Joyce succeeds KLM President and CEO Peter Hartman, whose one-year term expired at the conclusion of the Association’s 68th Annual General Meeting (AGM) and World Air Transport Summit in Beijing. Joyce’s appointment is effective immediately and is for one year, ending with the conclusion of IATA’s 69th AGM, to be held in Cape Town, South Africa.
A 24-year veteran of the airline industry, Joyce has led Qantas since November 2008. He was CEO of Jetstar from 2003 to 2008. Prior to that, he spent over 15 years in leadership positions at Qantas, Ansett, and Aer Lingus. Joyce is the third Qantas CEO to serve as Chairman of IATA’s Board of Governors, following most recently James Strong (1999-2000).
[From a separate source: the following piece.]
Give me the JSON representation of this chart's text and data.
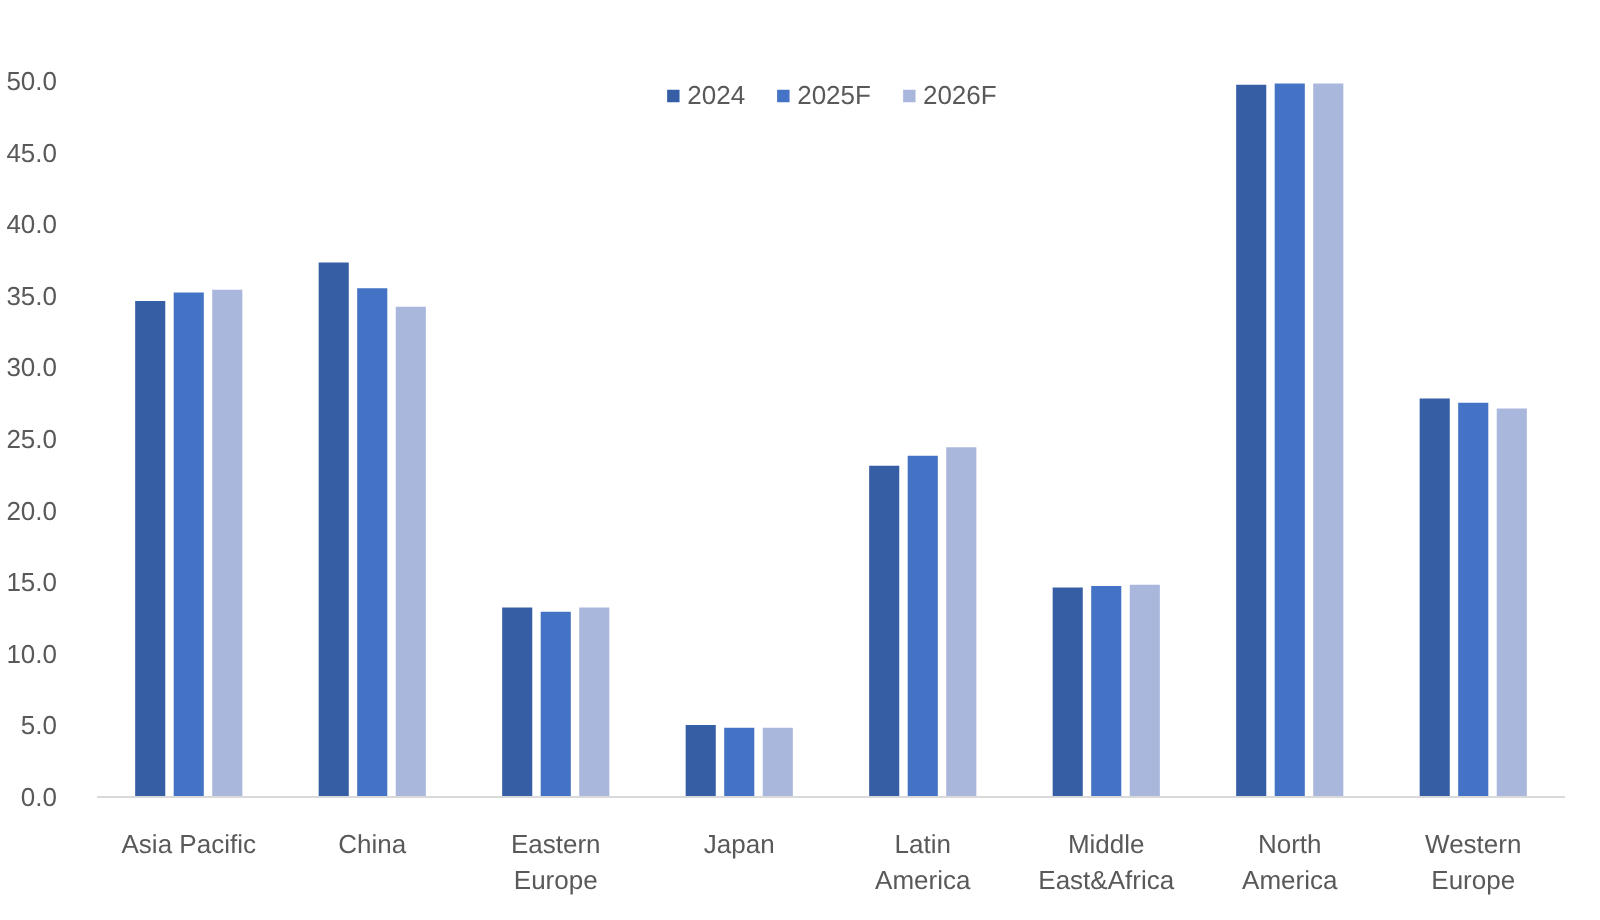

“IATA plays a critical role in the industry and I am honored to take on the role of leading its Board of Governors. The top priorities, as always, will be safety, security, and sustainability. On top of that, I want to see IATA continue to deliver value to its members by being a strong advocate for the industry. Aviation delivers enormous economic benefits—supporting some 57 million jobs and $2.2 trillion in economic activity. We need to ensure that governments understand what is at stake when they are making key decisions on taxes, regulation, and capacity expansion,” said Joyce.
“Our Association owes a debt of gratitude to Peter Hartman, for his resolute leadership of IATA during a challenging year. The European sovereign debt crisis put new pressures on the air transport industry. Along with this, global political tension rose as a result of Europe’s unilateral and extra-territorial inclusion of aviation in its Emissions Trading Scheme,” said Tony Tyler, IATA’s Director General and CEO. “I would also like to thank Peter for his personal support and guidance during my first year in office.
“I am confident that Alan is the right person to lead IATA’s Board of Governors as the Association strives to deliver even greater value to our members. Our ambitious agenda over the next year includes developing the foundation standards for a new distribution capability, pushing forward progress on Checkpoint of the Future, and working through the International Civil Aviation Organization to achieve a global approach on positive economic measures to help manage aviation’s 2% contribution to manmade carbon emissions. All of this will be done in an economic environment that is likely to become even more challenging,” said Tyler.
IATA also announced that the Board of Governors appointed Richard Anderson, CEO of Delta Air Lines, to serve as Chairman from June 2013, following Joyce’s term.